Seminar 5: ResNet

seminar

이번 포스트는 KellerJordan/ResNet-PyTorch-CIFAR10와 kuangliu/pytorch-cifar의 코드를 활용해 재구성 했음을 미리 밝힙니다 🙏

저번 세미나에서 ResNet을 포함한 CNN Architecture에 대해 살펴보았다. 이번에는 ResNet을 직접 PyTorch 코드로 구현해보자! 🙌

MNIST CNN

class MNISTCNN(nn.Module):
  def __init__(self):
    super().__init__()
    self.conv1 = nn.Conv2d(1, 6, 5)
    self.conv2 = nn.Conv2d(6, 16, 5)
    self.fc1 = nn.Linear(16 * 4 * 4, 120)
    self.fc2 = nn.Linear(120, 84)
    self.fc3 = nn.Linear(84, 10)

  def forward(self, x):
    x = F.relu(self.conv1(x))
    x = F.max_pool2d(x, 2)
    x = F.relu(self.conv2(x))
    x = F.max_pool2d(x, 2)

    x = torch.flatten(x, 1)
    x = F.relu(self.fc1(x))
    x = F.relu(self.fc2(x))
    x = self.fc3(x)
    return x

우리는 MNIST 데이터셋으로 숫자를 분류하는 CNN 모델까지 구현해봤다. 또 HW3로 CIFIAR10 데이터셋을 쓰는 Image Classifier를 구현했다. 이번에 구현하는 ResNet은 CIFIAR100을 기준으로 이미지를 분류하는 모델이다.

ResBlock Overview

제일 먼저 ResNet의 단위가 될 ResBlock의 코드를 살펴보자.

class ResBlock(nn.Module):
  def __init__(self, in_channels, out_channels, stride=1):
    super(ResBlock, self).__init__()

    self.conv1 = nn.Conv2d(in_channels, out_channels, kernel_size=3, stride=stride, padding=1)
    self.bn1 = nn.BatchNorm2d(out_channels)
    self.relu1 = nn.ReLU(inplace=True) # same as F.relu()
    self.conv2 = nn.Conv2d(out_channels, out_channels, kernel_size=3, stride=1, padding=1)
    self.bn2 = nn.BatchNorm2d(out_channels)
    self.relu2 = nn.ReLU(inplace=True)

  def forward(self, x):
    ...

먼저 ResBlock의 구조에 맞게 필요한 layer를 선언한다. 위의 사진을 바탕으로 2개의 Conv layer와 2개의 ReLU, 그리고 conv 직후의 BN을 선언한다.

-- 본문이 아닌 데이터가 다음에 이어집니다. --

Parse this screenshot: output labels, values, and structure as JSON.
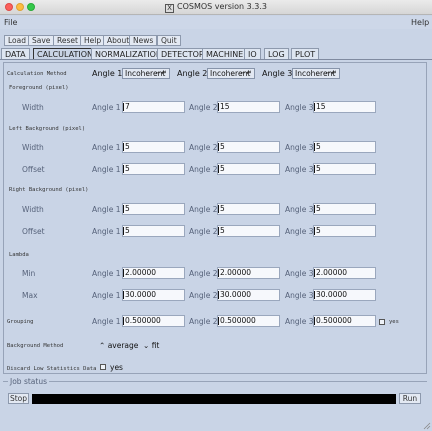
{
  "window": {
    "title": "COSMOS version 3.3.3"
  },
  "menu": {
    "file": "File",
    "help": "Help"
  },
  "toolbar": [
    "Load",
    "Save",
    "Reset",
    "Help",
    "About",
    "News",
    "Quit"
  ],
  "tabs": [
    "DATA",
    "CALCULATION",
    "NORMALIZATION",
    "DETECTOR",
    "MACHINE",
    "IO",
    "LOG",
    "PLOT"
  ],
  "active_tab": "CALCULATION",
  "calculation": {
    "method_label": "Calculation Method",
    "angle_labels": [
      "Angle 1",
      "Angle 2",
      "Angle 3"
    ],
    "methods": [
      "Incoherent",
      "Incoherent",
      "Incoherent"
    ],
    "foreground": {
      "section": "Foreground (pixel)",
      "width_label": "Width",
      "width": [
        "7",
        "15",
        "15"
      ]
    },
    "left_background": {
      "section": "Left Background (pixel)",
      "width_label": "Width",
      "width": [
        "5",
        "5",
        "5"
      ],
      "offset_label": "Offset",
      "offset": [
        "5",
        "5",
        "5"
      ]
    },
    "right_background": {
      "section": "Right Background (pixel)",
      "width_label": "Width",
      "width": [
        "5",
        "5",
        "5"
      ],
      "offset_label": "Offset",
      "offset": [
        "5",
        "5",
        "5"
      ]
    },
    "lambda": {
      "section": "Lambda",
      "min_label": "Min",
      "min": [
        "2.00000",
        "2.00000",
        "2.00000"
      ],
      "max_label": "Max",
      "max": [
        "30.0000",
        "30.0000",
        "30.0000"
      ]
    },
    "grouping": {
      "section": "Grouping",
      "values": [
        "0.500000",
        "0.500000",
        "0.500000"
      ],
      "checkbox_label": "yes"
    },
    "background_method": {
      "section": "Background Method",
      "options": [
        "average",
        "fit"
      ],
      "selected": "fit"
    },
    "discard": {
      "section": "Discard Low Statistics Data",
      "checkbox_label": "yes"
    }
  },
  "job": {
    "label": "Job status",
    "stop": "Stop",
    "run": "Run",
    "progress": 1.0
  }
}
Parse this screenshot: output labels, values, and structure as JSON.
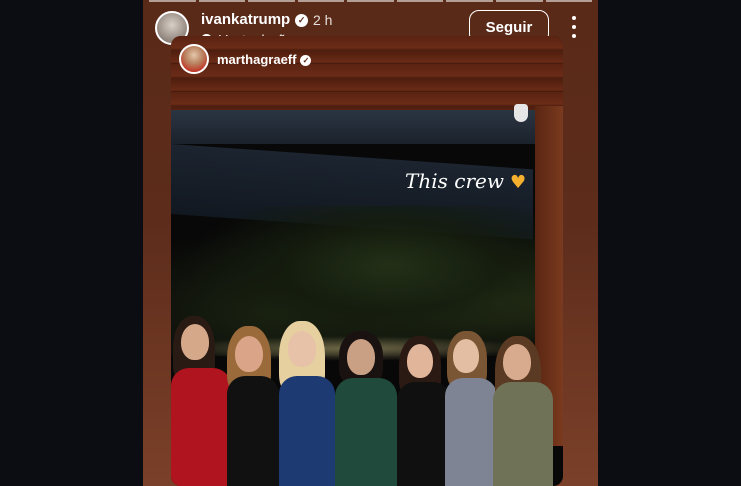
{
  "story": {
    "progress_segments": 9,
    "author": {
      "username": "ivankatrump",
      "verified": true,
      "time_ago": "2 h",
      "translate_label": "Ver tradução",
      "avatar_icon": "avatar-icon"
    },
    "follow_button_label": "Seguir",
    "more_icon": "more-options-icon",
    "mention": {
      "username": "marthagraeff",
      "verified": true
    },
    "caption": {
      "text": "This crew",
      "emoji_icon": "heart-hands-icon",
      "emoji_color": "#f5b02d"
    }
  },
  "colors": {
    "page_background": "#0b0d12",
    "story_gradient_top": "#5a2a18",
    "story_gradient_bottom": "#7b4029",
    "text": "#ffffff"
  }
}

class ResBlock(nn.Module):
  def __init__(self, in_channels, out_channels, stride=1):
    ...

  def forward(self, x):
    residual = x
    
    out = self.conv1(x)
    out = self.bn1(out)
    out = self.relu1(out)
    
    out = self.conv2(out)
    out = self.bn2(out)

    out += residual # residual here!
    out = self.relu2(out)
    return out

ResNet 모델의 핵심인 Residual flow가

  residual = x
  ...
  out += residual

의 형태로 구현되었다! 코드로 보면 += 하나로 정말 간단하게 Residual flow를 구현할 수 있다! 🙌

ResNet Overview

ResNet 코드에서 배울 점은 이 ResBlock의 Residual Flow 뿐이 아니다. ResNet 코드에서 깊은 모델을 만들 때 쓰는 몇가지 트릭들을 볼 수 있다 👀

# 일단 ResNet의 전체 코드를 보자!
class ResNet(nn.Module):
  def __init__(self, n=7):
    super(ResNet, self).__init__()
    self.conv1 = nn.Conv2d(3, 16, kernel_size=3, stride=1, padding=1)
    self.norm1 = nn.BatchNorm2d(16)
    self.relu1 = nn.ReLU(inplace=True)
    self.layer1 = self._make_layer(n, in_channels=16, out_channels=16, stride=1)
    self.layer2 = self._make_layer(n, in_channels=16, out_channels=32, stride=2)
    self.layer3 = self._make_layer(n, in_channels=32, out_channels=64, stride=2)
    self.layer4 = self._make_layer(n, in_channels=64, out_channels=128, stride=2)
    self.avgpool = nn.AvgPool2d(8)
    self.linear = nn.Linear(128, 10)

  def _make_layer(self, num_layers, in_channels, out_channels, stride):
    layer_list = [ResBlock(in_channels, out_channels, stride)]
    for _ in range(num_layers):
      layer_list.append(ResBlock(out_channels, out_channels))
    return nn.Sequential(*layer_list)
  
  def forward(self, x):
    x = self.conv1(x)
    x = self.norm1(x)
    x = self.relu1(x)

    x = self.layer1(x)
    x = self.layer2(x)
    x = self.layer3(x)
    x = self.layer4(x)

    x = self.avgpool(x)
    x = x.view(x.size(0), -1)
    x = self.linear(x)
    return x

ResNet은 layer가 많으면 100개를 넘어가기 때문에 그 많은 layer 전부를 __init__()에 선언하는 게 힘들다. 그래서 _make_layer() 함수로 연속되는 몇개의 layer를 블록으로 한번에 선언할 수 있도록 했다.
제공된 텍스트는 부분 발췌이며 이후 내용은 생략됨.